São exemplos de ações no campo da educação o Programa de Bilinguismo com foco no fortalecimento da língua portuguesa, incluindo a atuação junto a escolas de fronteira, o Programa Primeira Infância e Educação, o Programa Ibero-americano de Educação em Direitos Humanos, Democracia e Cidadania, do Programa de Mobilidade – aprovados na Cimeira Ibero-americana de Chefes de Estado e de Governo, entre tantas outras ações desenvolvidas a partir do apoio dos estados membros da OEI, sem o qual esses programas tornam-se inviáveis.

De mais a mais, não se pode deixar de esclarecer que cooperações similares vêm sendo celebradas, há muitos anos, inclusive neste ano de 2019, por diversos outros órgãos do Governo brasileiro e com diferentes organizações internacionais, inclusive com aquelas das quais a República Federativa do Brasil não é Estado-membro ou com as quais não celebrou acordos-quadro de cooperação.

Enquanto um organismo internacional intergovernamental, do qual o Brasil é membro integrante, a OEI entende a importância da cooperação interacional para o desenvolvimento e aprimoramento das políticas educacionais brasileiras, motivo pelo qual mantém total interesse na continuidade da parceria com o Ministério da Educação, razão pela qual aguarda mais informações sobre o processo para que possa se posicionar adequadamente a respeito do tema, prestando os esclarecimentos que se façam necessários.

Ainda assim, indicamos que a OEI é auditada anualmente por auditoria externa independente, por auditoria interna e pela União Europeia.
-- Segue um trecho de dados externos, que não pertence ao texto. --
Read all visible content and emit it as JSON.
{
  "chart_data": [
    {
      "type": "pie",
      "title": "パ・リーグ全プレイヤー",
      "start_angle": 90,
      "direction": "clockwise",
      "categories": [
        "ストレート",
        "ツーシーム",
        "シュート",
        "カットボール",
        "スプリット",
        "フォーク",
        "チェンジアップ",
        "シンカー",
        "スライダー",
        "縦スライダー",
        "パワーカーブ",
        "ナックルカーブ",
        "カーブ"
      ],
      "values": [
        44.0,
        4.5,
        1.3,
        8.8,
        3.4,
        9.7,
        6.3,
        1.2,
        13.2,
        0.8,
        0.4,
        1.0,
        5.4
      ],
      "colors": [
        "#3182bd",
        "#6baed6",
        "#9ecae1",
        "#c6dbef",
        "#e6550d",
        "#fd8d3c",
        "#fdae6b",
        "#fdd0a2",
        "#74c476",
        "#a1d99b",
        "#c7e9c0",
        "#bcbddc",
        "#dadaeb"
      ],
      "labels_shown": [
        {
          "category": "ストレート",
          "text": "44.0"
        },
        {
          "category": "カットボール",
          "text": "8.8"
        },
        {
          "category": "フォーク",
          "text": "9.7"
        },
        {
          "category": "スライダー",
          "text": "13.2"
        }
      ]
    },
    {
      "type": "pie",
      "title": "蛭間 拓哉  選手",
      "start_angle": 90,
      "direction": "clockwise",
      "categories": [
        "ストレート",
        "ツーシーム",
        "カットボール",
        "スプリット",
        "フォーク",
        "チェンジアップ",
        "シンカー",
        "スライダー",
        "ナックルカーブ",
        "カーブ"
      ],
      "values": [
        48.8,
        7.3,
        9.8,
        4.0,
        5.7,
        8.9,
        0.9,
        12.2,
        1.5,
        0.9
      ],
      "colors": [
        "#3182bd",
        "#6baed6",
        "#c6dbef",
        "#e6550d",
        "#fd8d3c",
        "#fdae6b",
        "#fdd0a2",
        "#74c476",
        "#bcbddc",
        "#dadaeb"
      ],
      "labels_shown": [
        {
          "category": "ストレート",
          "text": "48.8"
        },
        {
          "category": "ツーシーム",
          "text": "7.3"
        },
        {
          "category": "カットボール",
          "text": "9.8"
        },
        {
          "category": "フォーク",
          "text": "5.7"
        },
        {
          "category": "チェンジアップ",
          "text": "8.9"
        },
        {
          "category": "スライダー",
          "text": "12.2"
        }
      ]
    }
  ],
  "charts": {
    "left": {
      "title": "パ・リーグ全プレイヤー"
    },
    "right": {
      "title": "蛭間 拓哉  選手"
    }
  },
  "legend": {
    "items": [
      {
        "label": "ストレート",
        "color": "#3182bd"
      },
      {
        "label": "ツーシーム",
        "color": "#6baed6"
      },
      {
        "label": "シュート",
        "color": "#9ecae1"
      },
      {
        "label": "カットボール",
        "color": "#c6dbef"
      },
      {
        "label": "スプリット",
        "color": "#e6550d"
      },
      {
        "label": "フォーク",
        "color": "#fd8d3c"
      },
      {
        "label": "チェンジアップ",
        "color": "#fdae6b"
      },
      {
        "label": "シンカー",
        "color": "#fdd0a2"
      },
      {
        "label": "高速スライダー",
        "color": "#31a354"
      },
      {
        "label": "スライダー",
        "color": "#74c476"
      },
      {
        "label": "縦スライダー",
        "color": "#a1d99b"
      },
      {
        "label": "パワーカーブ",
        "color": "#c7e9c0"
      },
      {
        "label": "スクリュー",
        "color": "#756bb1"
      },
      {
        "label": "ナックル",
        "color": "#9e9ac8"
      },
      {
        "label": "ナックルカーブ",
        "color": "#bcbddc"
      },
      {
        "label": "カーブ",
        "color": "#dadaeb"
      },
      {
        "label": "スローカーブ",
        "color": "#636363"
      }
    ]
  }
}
Por sermos pautados pela transparência, já oferecemos ao Ministério da Educação todas as informações e até o presente momento não recebemos nenhuma resposta. Indicamos, da mesma forma que tentamos realizar reunião com o Ministro da Educação há meses.

Esperamos poder esclarecer quaisquer dúvidas ou questionamentos e, para tanto, seguimos à disposição.